De Havilland Mosquito Performs Beautiful Low Level Fly-bys
Historical Aviation Film Unit
The Wood That Could!
The British designed the de Havilland Mosquito which was introduced in 1941 and was constructed almost entirely of wood, earning the nickname “The Wooden Wonder.” What makes this plane unique is its widespread use in different roles during the war. A two-man crew was all that was needed to operate this flying menace no matter the mission.

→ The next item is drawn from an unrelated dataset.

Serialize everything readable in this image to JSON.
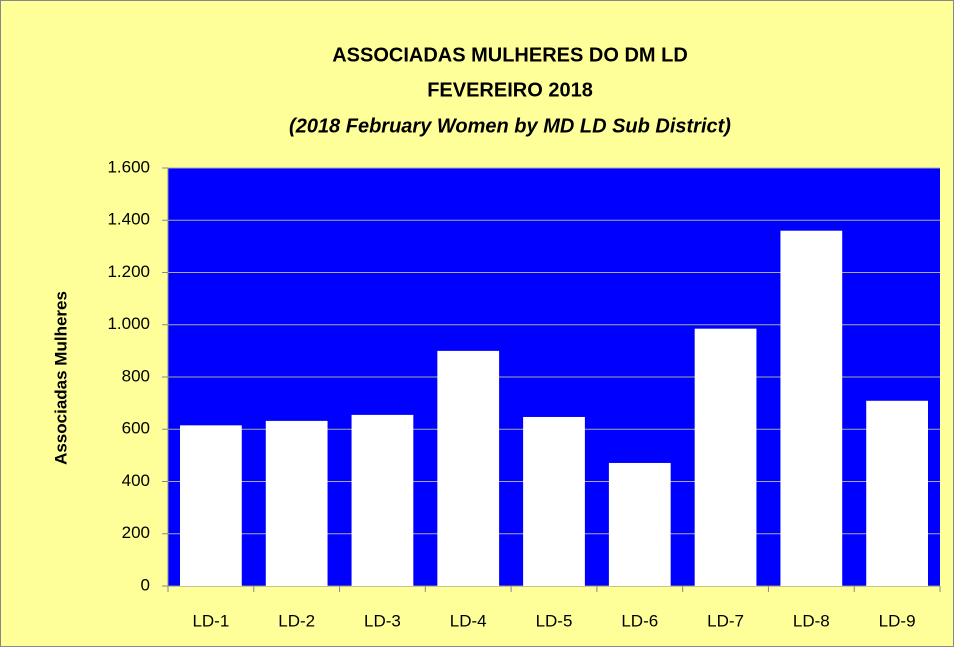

Equipped with dual Rolls-Royce Merlin, liquid-cooled V-12 engines that produced 1,400hp each, they allowed the Mosquitos to reach a maximum speed of 415 mph. This made it one of the fastest production airplanes in the world during that time.
This plane was used as:
- An unarmed fast bomber
- A tactical bomber
- High-altitude night bomber
- Reconnaissance aircraft
- Night fighter
These are just some of the uses for the Mosquito. They flew everything from high-speed, high-altitude photo missions to low-altitude attacks on ground targets. Needing only one person in the bomb bay, this was one versatile plane!
There were only about 7,7oo of them produced between 1940 and 1950. Although initially Mosquito losses were high, (mostly due to being deployed into high risk areas), this aircraft had the lowest losses of any plane that flew during World War II.
There are only 30 Mosquitos left around the globe, with only two that are still airworthy. This is one of them!